What is a Z-Bond

A Z-bond is a type of bond that is the last tranche of a collateralized mortgage obligation (CMO). As the last portion of the debt security, it receives payment last. Unlike other tranches of a CMO, a Z-bond does not distribute payments to its holder until all of the separate tranches are paid. However, the interest will continue to accrue throughout the life of the mortgage. Thus, when the Z-bond does finally pay off, its holder can expect a hefty sum. The bond will pay both principal and interest.

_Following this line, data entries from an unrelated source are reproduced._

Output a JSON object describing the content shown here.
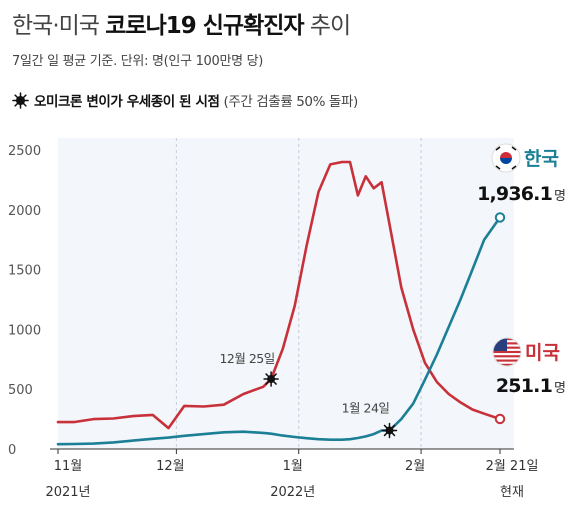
{
  "header": {
    "title_light": "한국·미국",
    "title_bold": "코로나19 신규확진자",
    "title_tail": "추이",
    "subtitle": "7일간 일 평균 기준. 단위: 명(인구 100만명 당)",
    "note_bold": "오미크론 변이가 우세종이 된 시점",
    "note_normal": "(주간 검출률 50% 돌파)"
  },
  "chart_data": {
    "type": "line",
    "yticks": [
      "0",
      "500",
      "1000",
      "1500",
      "2000",
      "2500"
    ],
    "ylim": [
      0,
      2500
    ],
    "xticks": [
      {
        "line1": "11월",
        "line2": "2021년"
      },
      {
        "line1": "12월",
        "line2": ""
      },
      {
        "line1": "1월",
        "line2": "2022년"
      },
      {
        "line1": "2월",
        "line2": ""
      },
      {
        "line1": "2월 21일",
        "line2": "현재"
      }
    ],
    "x": [
      "2021-11-01",
      "2021-11-05",
      "2021-11-10",
      "2021-11-15",
      "2021-11-20",
      "2021-11-25",
      "2021-11-29",
      "2021-12-03",
      "2021-12-08",
      "2021-12-13",
      "2021-12-18",
      "2021-12-23",
      "2021-12-25",
      "2021-12-28",
      "2021-12-31",
      "2022-01-03",
      "2022-01-06",
      "2022-01-09",
      "2022-01-12",
      "2022-01-14",
      "2022-01-16",
      "2022-01-18",
      "2022-01-20",
      "2022-01-22",
      "2022-01-24",
      "2022-01-27",
      "2022-01-30",
      "2022-02-02",
      "2022-02-05",
      "2022-02-08",
      "2022-02-11",
      "2022-02-14",
      "2022-02-17",
      "2022-02-21"
    ],
    "series": [
      {
        "name": "미국",
        "color": "#c8303a",
        "values": [
          225,
          225,
          250,
          255,
          275,
          285,
          175,
          360,
          355,
          370,
          460,
          520,
          585,
          840,
          1200,
          1700,
          2150,
          2380,
          2400,
          2400,
          2120,
          2280,
          2180,
          2230,
          1880,
          1350,
          1000,
          720,
          560,
          460,
          390,
          330,
          295,
          251.1
        ]
      },
      {
        "name": "한국",
        "color": "#1b7f96",
        "values": [
          40,
          42,
          45,
          55,
          70,
          85,
          95,
          110,
          125,
          140,
          145,
          135,
          128,
          112,
          100,
          90,
          82,
          78,
          78,
          82,
          92,
          105,
          125,
          155,
          155,
          250,
          380,
          580,
          790,
          1020,
          1250,
          1500,
          1750,
          1936.1
        ]
      }
    ],
    "omicron_markers": [
      {
        "label": "12월 25일",
        "date": "2021-12-25",
        "series": "미국",
        "y": 585
      },
      {
        "label": "1월 24일",
        "date": "2022-01-24",
        "series": "한국",
        "y": 155
      }
    ],
    "end_labels": [
      {
        "name": "한국",
        "value": "1,936.1",
        "unit": "명",
        "flag": "korea-flag"
      },
      {
        "name": "미국",
        "value": "251.1",
        "unit": "명",
        "flag": "usa-flag"
      }
    ],
    "grid": false,
    "month_guides": [
      "12월",
      "1월",
      "2월"
    ]
  }
}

This type of bond is also known as an accrual bond. 

BREAKING DOWN Z-Bond

Z-Bonds can be risky for investors and are speculative investments. The Z-bond is a type of mortgage-backed security (MBS). An MBS is made up of a pool of underlying securities which are usually home mortgages. MBS are only secured by the lender’s confidence in the borrower's ability to make their mortgage payments. 

If a pool of borrowers all default on their mortgage payments, and those mortgages packaged together into one CMO, the investor holding a Z-bond for that collateralized mortgage obligations (CMO) may lose money. Without the incoming mortgage payments, the bonds cannot be paid off. People who invested in other tranches of the CMO may still make back their initial investment. But, because Z-bonds pay out after all other portions, the Z-bond holder stands to lose the most.

Minimizing Z-bonds’ Risk

Most mortgage-backed securities are issued by either a federal agency or by a government-sponsored entity (GSE) such as Freddie Mac and Fannie Mae. Those that are issued by a federal agency are backed by the “full faith and credit” of the U.S. government. In this way, they can be extremely low risk because they are guaranteed by the U.S. Treasury. 

However, a government-sponsored entity (GSE) does not have U.S. Treasury backing. These entities may borrow money directly from the Treasury, but the government is not obligated to provide funds to bail these agencies out should they find themselves unable to pay their debts. Though these securities carry some risk, that risk is generally considered to be low. For example, during the financial crisis of 2008, Freddie Mac and Fannie Mae were deemed “too big to fail,” and the U.S. Treasury stepped in to support their debt. 

A smaller portion of mortgage-backed securities (MBS) comes from private firms, such as investment banks and other financial institutions. These securities should be considered significantly higher in risk, as the U.S. government does not back them. The issuers cannot borrow directly from the U.S. Treasury, should the mortgages default.